Nach dem Flugzeugabsturz der brasilianischen Fußballmannschaft Chapecoense ist der Verein zum Sieger der Copa Sudamericana erklärt worden. 50 Fußballspieler, Trainer und Mitarbeiter des Vereins starben bei dem Unglück.

Asuncion - Der südamerikanische Fußball-Verband Conmebol gab am Montag seinen Entschluss bekannt, dem brasilianischen Erstligisten Chapecoense nach dem Flugzeugunglück in Kolumbien den Titel wie auch die zwei Millionen Dollar (1,87 Millionen Euro) Preisgeld zuzuerkennen. Die Copa Sudamericana ist der zweitwichtigste südamerikanischer Fußballwettbewerb für Vereinsmannschaften.
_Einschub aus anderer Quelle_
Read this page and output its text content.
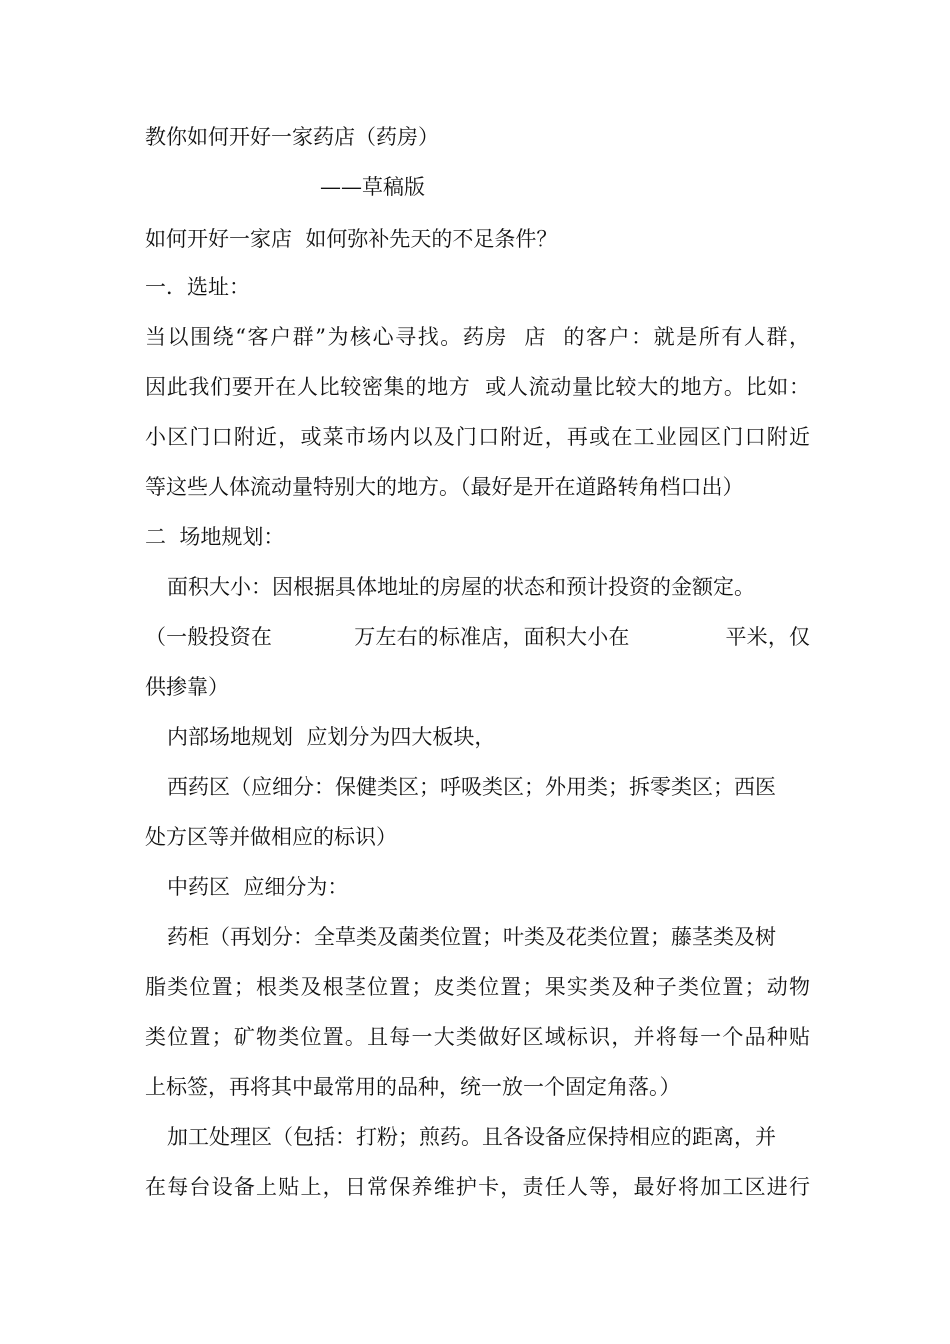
教你如何开好一家药店（药房）

——草稿版

如何开好一家店  如何弥补先天的不足条件？

一．选址：

当以围绕“客户群”为核心寻找。药房  店  的客户：就是所有人群，

因此我们要开在人比较密集的地方  或人流动量比较大的地方。比如：

小区门口附近，或菜市场内以及门口附近，再或在工业园区门口附近

等这些人体流动量特别大的地方。（最好是开在道路转角档口出）

二  场地规划：

面积大小：因根据具体地址的房屋的状态和预计投资的金额定。

（一般投资在            万左右的标准店，面积大小在              平米，仅

供掺靠）

内部场地规划  应划分为四大板块，

西药区（应细分：保健类区；呼吸类区；外用类；拆零类区；西医

处方区等并做相应的标识）

中药区  应细分为：

药柜（再划分：全草类及菌类位置；叶类及花类位置；藤茎类及树

脂类位置；根类及根茎位置；皮类位置；果实类及种子类位置；动物

类位置；矿物类位置。且每一大类做好区域标识，并将每一个品种贴

上标签，再将其中最常用的品种，统一放一个固定角落。）

加工处理区（包括：打粉；煎药。且各设备应保持相应的距离，并

在每台设备上贴上，日常保养维护卡，责任人等，最好将加工区进行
Der brasilianische Überraschungsfinalist Chapecoense war vor einer Woche auf dem Weg zum Hinspiel des Finales um den Südamerika-Cup gegen den kolumbianischen Rivalen Atlético Nacional, als die Chartermaschine abstürzte. 50 Fußballspieler, Trainer und Mitarbeiter des Vereins starben, insgesamt gab es 71 Todesopfer. Nur sechs Menschen überlebten das Unglück, darunter drei brasilianische Fußballspieler. Es gibt Hinweise, dass das Flugzeug wegen Treibstoffmangels abstürzte. Chapecoense Real wurde 1973 in Chapeco im brasilianischen Bundesstaat Santa Catarina gegründet. Er zählt in dem fußballverrückten Land zu den kleinen Clubs, erlebte zuletzt aber einen sportlichen Höhenflug.

Fair-Play-Preis für kolumbianisches Team

Nach zwei Jahrzehnten in unteren Ligen kämpfte sich das Team 2014 wieder in die erste Liga zurück. Laut Conmebol stammte der Antrag, der tödlich verunglückten Mannschaft den Titel zuzuerkennen, von deren Rivalen Atlético Nacional. Das kolumbianische Team erhielt dafür den Fair-Play-Preis.